Dit gezondheidsmodel verlangt van kerk en samenleving dat zij een menswaardige ecologie creëren. Het milieu staat in verband met de gezondheid van het individu en van de bevolking: het vormt ‘het huis’ van de mens en het complex van rijkdommen dat aan zijn zorg en rentmeesterschap is toevertrouwd, "de tuin die verzorgd moet worden en de akker die moet worden bewerkt". De externe ecologie van de mens moet echter vergezeld gaan van een innerlijke, morele ecologie, de enige die past in een juist gezondheidsconcept.
De menselijke gezondheid wordt zo dus, wanneer zij in haar geheel wordt gezien, een levensattribuut, een bron van dienstbetoon aan de naaste en openheid voor de verlossing.

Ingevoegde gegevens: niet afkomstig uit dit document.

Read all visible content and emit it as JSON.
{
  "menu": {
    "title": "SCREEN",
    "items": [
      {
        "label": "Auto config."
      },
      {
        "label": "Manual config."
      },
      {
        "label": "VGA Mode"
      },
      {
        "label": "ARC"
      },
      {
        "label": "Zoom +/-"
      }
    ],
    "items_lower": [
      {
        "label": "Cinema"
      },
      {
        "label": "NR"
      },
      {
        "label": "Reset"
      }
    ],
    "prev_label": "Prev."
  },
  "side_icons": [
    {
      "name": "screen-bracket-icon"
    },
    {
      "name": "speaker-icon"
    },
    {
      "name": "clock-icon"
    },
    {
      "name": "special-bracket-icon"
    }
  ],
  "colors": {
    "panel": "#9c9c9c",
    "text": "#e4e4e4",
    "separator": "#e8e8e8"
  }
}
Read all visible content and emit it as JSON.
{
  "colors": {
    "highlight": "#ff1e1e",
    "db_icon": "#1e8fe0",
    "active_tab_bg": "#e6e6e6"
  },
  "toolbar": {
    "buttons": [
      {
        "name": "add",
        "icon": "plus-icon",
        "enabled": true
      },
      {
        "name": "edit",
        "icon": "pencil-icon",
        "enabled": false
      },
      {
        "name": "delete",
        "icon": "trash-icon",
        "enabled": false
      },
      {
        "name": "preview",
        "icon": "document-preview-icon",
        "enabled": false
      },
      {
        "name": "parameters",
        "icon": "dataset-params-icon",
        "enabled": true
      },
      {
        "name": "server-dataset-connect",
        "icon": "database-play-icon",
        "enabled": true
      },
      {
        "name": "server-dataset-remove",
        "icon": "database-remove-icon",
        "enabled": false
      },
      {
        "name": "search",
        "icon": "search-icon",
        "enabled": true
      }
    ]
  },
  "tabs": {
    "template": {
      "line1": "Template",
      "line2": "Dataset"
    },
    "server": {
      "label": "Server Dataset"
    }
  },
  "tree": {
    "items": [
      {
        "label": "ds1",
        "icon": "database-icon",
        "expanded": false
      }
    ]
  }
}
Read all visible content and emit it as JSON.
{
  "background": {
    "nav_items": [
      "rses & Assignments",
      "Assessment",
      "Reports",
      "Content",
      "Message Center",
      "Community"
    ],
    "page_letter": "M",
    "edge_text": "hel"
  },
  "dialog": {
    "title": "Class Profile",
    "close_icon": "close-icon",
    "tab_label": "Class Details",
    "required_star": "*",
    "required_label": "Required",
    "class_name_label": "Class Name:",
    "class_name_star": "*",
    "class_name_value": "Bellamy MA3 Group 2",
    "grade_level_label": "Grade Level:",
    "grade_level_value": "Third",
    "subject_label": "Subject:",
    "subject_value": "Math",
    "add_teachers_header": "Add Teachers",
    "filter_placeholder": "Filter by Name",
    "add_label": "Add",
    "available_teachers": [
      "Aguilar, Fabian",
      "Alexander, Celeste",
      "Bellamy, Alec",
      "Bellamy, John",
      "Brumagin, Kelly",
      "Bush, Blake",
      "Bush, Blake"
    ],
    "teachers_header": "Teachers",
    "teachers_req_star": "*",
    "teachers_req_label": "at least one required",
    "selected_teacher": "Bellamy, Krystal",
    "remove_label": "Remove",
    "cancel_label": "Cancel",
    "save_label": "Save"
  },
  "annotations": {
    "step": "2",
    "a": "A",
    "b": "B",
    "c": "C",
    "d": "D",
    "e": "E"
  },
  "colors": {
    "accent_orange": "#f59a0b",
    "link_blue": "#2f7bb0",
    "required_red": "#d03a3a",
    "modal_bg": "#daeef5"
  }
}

In het Jubileumjaar van Gods genade – "een jaar van kwijtschelding van zonden en van de straffen voor die zonden, een jaar van verzoening tussen tegenstanders, een jaar van talrijke bekeringen en van sacramentele en buiten-sacramentele boetedoening" H. Paus Johannes Paulus II, Apostolische Brief, Nu het derde millennium van de nieuwe tijd nadert, Tertio millennio adveniente (10 nov 1994), 14 nodig ik de pastores, priesters, mannen en vrouwen van het religieuze leven, de gelovigen en mensen van goede wil uit om op moedige wijze het hoofd te bieden aan de moeilijkheden die de wereld van het lijden en de gezondheid bedreigen.

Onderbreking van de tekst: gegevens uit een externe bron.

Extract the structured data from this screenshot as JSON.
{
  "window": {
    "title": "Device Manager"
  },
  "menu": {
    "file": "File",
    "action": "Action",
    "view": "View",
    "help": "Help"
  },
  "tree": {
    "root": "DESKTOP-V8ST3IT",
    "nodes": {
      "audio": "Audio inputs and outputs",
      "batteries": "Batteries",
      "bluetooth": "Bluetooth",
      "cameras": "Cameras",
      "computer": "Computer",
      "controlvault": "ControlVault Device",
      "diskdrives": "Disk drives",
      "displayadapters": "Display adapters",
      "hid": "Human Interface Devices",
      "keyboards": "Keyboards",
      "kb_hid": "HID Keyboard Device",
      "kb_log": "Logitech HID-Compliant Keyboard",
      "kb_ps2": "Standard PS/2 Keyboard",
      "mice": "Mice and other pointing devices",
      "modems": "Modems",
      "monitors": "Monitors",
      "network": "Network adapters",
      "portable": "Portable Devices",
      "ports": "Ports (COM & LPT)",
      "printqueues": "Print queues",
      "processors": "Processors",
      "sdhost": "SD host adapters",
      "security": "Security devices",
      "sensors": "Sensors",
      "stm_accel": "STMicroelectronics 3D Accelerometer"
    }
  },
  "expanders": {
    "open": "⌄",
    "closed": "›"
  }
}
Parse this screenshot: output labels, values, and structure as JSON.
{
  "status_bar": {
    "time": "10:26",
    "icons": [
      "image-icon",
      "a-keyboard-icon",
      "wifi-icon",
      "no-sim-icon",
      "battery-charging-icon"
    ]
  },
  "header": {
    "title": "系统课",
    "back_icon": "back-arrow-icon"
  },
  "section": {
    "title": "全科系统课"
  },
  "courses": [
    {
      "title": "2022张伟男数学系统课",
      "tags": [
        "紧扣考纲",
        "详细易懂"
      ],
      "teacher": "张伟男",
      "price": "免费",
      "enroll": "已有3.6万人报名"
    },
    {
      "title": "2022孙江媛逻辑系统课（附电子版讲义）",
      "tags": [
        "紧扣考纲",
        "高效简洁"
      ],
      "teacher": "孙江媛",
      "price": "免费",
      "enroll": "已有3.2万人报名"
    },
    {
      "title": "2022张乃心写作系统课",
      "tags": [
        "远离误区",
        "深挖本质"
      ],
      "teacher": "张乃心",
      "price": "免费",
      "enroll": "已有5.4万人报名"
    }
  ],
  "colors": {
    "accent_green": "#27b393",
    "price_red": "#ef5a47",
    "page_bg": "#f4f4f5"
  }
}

Moge het Internationaal Eucharistisch Congres, dat in 2000 in Rome zal worden gehouden, een ideaal middelpunt worden waarvan gebeden en initiatieven zullen uitgaan die de aanwezigheid van de goddelijke Samaritaan in de wereld van de gezondheidszorg voelbaar en werkzaam zullen maken.
Ik hoop vurig dat de viering van het Jubileumjaar 2000 door de bijdrage van onze broeders en zusters in alle christelijke kerken de ontwikkeling zal markeren van een oecumenische samenwerking in de liefdevolle zorg voor de zieken, om zo tegenover de wereld een helder getuigenis af te leggen van het streven naar eenheid op het concrete vlak van de zorg voor de naaste.
Ik wil een bijzondere oproep richten aan de internationale politieke, sociale en medische organisaties in alle delen van de wereld om concrete projecten ter bestrijding van alles wat de waardigheid en gezondheid van de menselijke persoon schaadt, op overtuigende wijze te bevorderen.
Mogen wij in het proces van de actieve participatie in het leven van onze zieke broeders en zusters vergezeld worden door de Maagd en Moeder, die aan de voet van het kruis Vgl. Joh. 19, 25 deelde in het lijden van haar Zoon en die, vanuit haar grote ervaring op het vlak van het lijden, haar voortdurende en liefdevolle bescherming biedt aan hen die lichamelijk en geestelijk lijden onder de beperkingen en wonden van het menselijk bestaan.
Ik vertrouw de zieken en al wie hen nabij is toe aan haar, de gezondheid van de zieken en de Koningin van vrede, opdat zij hen door haar moederlijke voorspraak zal helpen om de beschaving van liefde te stichten.
Met deze hoop schenk ik u allen een bijzondere apostolische zegen.